Lean Innovation: How to run experiments without compliance wanting to kill you

This article was co-written with Christopher Anderson, J.D. Chris was a Senior Product Manager at LexisNexis before founding his own firm and helped offer a firsthand account of fostering healthy collaboration between legal, product and innovation teams at LexisNexis when it comes to rapid experimentation.

Large successful organisations can’t turn into startups again. They shouldn’t. They have core business assets that generate billions of dollars.

Exposing those assets — brand, sales and distribution engines, proven products, operational excellence — to the chaotic environment of rapid experimentation and “failing fast” is a recipe for disaster.

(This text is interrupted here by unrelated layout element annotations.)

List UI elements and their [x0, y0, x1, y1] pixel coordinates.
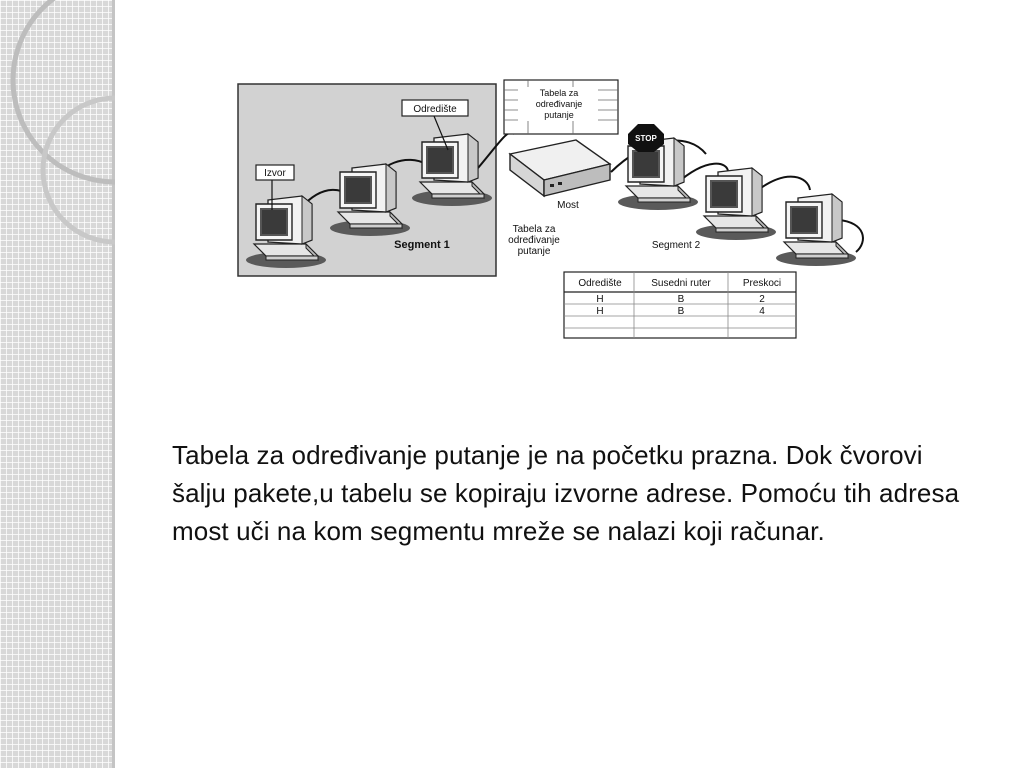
table-cell: 2 [759, 294, 765, 305]
segment1-label: Segment 1 [394, 239, 450, 251]
cable [758, 177, 810, 190]
network-bridge-diagram [228, 72, 878, 347]
table-mid-line3: putanje [517, 246, 551, 257]
computer-seg2-c [776, 194, 856, 266]
table-header: Odredište [578, 278, 622, 289]
table-cell: H [596, 294, 604, 305]
table-cell: B [677, 294, 685, 305]
table-cell: H [596, 306, 604, 317]
bridge-device [510, 140, 610, 196]
arc-small [43, 98, 115, 242]
decorative-arcs [0, 0, 115, 768]
table-mid-line1: Tabela za [512, 224, 556, 235]
slide-caption: Tabela za određivanje putanje je na početku prazna. Dok čvorovi šalju pakete,u tabelu se kopiraju izvorne adrese. Pomoću tih adresa most uči na kom segmentu mreže se nalazi koji računar. [172, 440, 960, 546]
table-mid-line2: određivanje [508, 235, 560, 246]
table-top-line1: Tabela za [539, 88, 579, 98]
routing-table-top [504, 80, 618, 134]
stop-sign-icon [628, 124, 664, 152]
computer-seg2-b [696, 168, 776, 240]
table-cell: B [677, 306, 685, 317]
stop-label: STOP [635, 134, 657, 143]
segment2-label: Segment 2 [651, 240, 701, 251]
source-label: Izvor [264, 168, 286, 179]
arc-large [13, 0, 115, 182]
routing-table [564, 272, 796, 338]
table-top-line3: putanje [544, 110, 574, 120]
destination-label: Odredište [413, 104, 457, 115]
table-cell: 4 [759, 306, 765, 317]
computer-seg2-a [618, 138, 698, 210]
table-header: Susedni ruter [651, 278, 711, 289]
table-top-line2: određivanje [535, 99, 583, 109]
bridge-label: Most [557, 200, 579, 211]
table-header: Preskoci [742, 278, 782, 289]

These core assets must be protected. That is the role of legal, compliance, corporate marketing, IT and other functions. They act as antibodies, fighting of “viruses” that threaten the core business.

But that’s not the end of the story. These assets are optimised for executing in the known, well-understood markets that exist today; that existed yesterday. But with increasing volatility in the market, and industry disruption lurking around the corner, enterprises must also be able to innovate; they must be able to incorporate startup-like practicesin the face of uncertainty.

To the antibodies, innovation looks like a virus.

Innovation requires that people work differently, and different is bad. It requires people take risk, and fail, two things that typically go against the grain of corporate culture. We’ve seen the same story happen time and time again. An organisation begins to adopt lean startup and run rapid experiments.

Soon after, teams stop running experiments. Not because they don’t want to, or because they don’t see the value, but because they’re scared of butting heads with internal compliance teams.

In one Lean Enterprise Accelerator Programwe ran with a client, during the workshop an attendee said, “if compliance knew we were getting out of the building to talk with customers, they’d flip out.”

The Root of the Problem

Inside corporations, avoiding trouble is a tried and true path to promotions.

Corporate lawyers look for ways to say no. A situation that could lead to failure or blame is a situation better avoided as nobody gets fired for doing the safe thing.

Legal teams want to avoid any and all possible negative repercussions and as a result, innovation efforts and nimble experimentation become the virus and compliance becomes the antibody. Compliance is there to protect the existing business (as they should), but if that’s all they do innovation will not occur.